The Dividend Looks Likely To Grow

Some investors will be chomping at the bit to buy some of the company's stock based on its dividend history. Deere has impressed us by growing EPS at 28% per year over the past five years. Rapid earnings growth and a low payout ratio suggest this company has been effectively reinvesting in its business. Should that continue, this company could have a bright future.

Our Thoughts On Deere's Dividend

In summary, while it's always good to see the dividend being raised, we don't think Deere's payments are rock solid. While Deere is earning enough to cover the payments, the cash flows are lacking. This company is not in the top tier of income providing stocks.

Companies possessing a stable dividend policy will likely enjoy greater investor interest than those suffering from a more inconsistent approach. Still, investors need to consider a host of other factors, apart from dividend payments, when analysing a company. For example, we've identified 3 warning signs for Deere (1 is concerning!) that you should be aware of before investing. Looking for more high-yielding dividend ideas? Try our collection of strong dividend payers.
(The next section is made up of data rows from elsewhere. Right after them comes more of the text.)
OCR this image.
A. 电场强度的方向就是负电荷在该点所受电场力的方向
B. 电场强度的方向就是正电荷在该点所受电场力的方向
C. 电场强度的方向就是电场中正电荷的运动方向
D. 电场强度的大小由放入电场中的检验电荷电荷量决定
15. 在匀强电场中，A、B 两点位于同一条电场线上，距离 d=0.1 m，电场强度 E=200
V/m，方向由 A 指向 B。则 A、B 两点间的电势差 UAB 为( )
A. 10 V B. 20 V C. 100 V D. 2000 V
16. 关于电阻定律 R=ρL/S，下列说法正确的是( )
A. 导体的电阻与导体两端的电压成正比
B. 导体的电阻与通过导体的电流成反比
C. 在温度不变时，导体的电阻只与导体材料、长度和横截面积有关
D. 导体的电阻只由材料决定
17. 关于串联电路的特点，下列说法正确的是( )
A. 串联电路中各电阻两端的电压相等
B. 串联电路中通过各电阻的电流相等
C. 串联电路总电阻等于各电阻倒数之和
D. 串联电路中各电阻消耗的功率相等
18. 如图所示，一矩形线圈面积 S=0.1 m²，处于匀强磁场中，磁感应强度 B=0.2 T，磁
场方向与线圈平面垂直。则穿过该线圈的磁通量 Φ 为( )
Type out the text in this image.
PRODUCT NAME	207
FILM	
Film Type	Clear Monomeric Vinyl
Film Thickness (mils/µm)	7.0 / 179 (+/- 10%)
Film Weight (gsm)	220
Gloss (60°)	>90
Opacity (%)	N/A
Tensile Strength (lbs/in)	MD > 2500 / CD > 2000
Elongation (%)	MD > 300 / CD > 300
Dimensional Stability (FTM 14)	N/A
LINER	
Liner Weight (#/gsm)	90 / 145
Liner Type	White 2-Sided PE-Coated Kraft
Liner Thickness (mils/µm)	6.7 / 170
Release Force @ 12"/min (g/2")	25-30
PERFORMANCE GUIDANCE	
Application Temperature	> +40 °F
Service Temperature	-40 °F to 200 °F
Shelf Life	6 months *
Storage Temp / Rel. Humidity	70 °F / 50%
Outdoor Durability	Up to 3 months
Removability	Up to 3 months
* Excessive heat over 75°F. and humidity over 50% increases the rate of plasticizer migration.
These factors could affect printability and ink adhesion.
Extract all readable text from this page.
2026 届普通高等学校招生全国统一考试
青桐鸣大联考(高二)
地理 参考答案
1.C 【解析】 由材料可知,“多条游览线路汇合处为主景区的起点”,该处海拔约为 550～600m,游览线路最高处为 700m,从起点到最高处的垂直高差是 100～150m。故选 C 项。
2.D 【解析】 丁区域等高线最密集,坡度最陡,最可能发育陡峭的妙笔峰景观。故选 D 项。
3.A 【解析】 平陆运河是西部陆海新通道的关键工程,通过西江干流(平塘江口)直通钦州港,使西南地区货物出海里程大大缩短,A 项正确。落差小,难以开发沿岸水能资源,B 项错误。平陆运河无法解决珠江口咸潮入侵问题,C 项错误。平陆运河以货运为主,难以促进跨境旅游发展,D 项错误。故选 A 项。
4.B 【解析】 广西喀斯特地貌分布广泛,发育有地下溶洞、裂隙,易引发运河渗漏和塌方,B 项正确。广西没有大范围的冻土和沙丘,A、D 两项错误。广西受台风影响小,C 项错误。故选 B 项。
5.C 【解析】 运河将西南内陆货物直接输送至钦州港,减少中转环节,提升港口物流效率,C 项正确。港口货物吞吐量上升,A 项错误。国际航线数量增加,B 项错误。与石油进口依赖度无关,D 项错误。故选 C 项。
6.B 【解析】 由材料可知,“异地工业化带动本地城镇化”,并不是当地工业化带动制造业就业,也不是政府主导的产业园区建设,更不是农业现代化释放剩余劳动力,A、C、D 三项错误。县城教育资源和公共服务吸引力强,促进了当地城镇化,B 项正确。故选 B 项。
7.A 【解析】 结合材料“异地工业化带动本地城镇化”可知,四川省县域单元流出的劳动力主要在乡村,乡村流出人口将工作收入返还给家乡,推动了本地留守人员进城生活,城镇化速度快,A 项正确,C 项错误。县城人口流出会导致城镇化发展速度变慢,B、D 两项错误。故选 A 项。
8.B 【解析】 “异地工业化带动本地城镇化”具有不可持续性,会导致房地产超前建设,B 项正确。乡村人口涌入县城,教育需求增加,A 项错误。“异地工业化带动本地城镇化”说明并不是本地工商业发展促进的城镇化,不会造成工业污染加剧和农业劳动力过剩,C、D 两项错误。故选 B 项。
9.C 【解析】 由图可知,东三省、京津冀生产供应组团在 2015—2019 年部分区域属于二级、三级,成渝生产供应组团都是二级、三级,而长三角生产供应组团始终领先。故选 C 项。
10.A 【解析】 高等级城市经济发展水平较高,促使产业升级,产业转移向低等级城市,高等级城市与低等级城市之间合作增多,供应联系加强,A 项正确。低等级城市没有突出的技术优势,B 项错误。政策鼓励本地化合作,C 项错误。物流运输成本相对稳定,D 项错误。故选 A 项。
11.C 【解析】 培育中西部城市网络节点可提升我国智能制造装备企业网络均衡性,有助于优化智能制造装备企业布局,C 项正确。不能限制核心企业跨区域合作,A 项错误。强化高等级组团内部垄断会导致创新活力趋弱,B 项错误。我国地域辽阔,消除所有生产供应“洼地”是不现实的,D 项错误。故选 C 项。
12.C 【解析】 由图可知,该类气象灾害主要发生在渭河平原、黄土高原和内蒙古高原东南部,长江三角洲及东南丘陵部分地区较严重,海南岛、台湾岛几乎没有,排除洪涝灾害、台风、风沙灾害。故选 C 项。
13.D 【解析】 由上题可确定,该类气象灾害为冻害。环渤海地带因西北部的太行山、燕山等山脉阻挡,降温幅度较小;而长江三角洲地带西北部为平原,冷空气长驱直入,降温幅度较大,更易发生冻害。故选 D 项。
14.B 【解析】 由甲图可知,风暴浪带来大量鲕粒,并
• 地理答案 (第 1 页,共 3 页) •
Have feedback on this article? Concerned about the content? Get in touch with us directly. Alternatively, email editorial-team (at) simplywallst.com.

This article by Simply Wall St is general in nature. We provide commentary based on historical data and analyst forecasts only using an unbiased methodology and our articles are not intended to be financial advice. It does not constitute a recommendation to buy or sell any stock, and does not take account of your objectives, or your financial situation. We aim to bring you long-term focused analysis driven by fundamental data. Note that our analysis may not factor in the latest price-sensitive company announcements or qualitative material. Simply Wall St has no position in any stocks mentioned.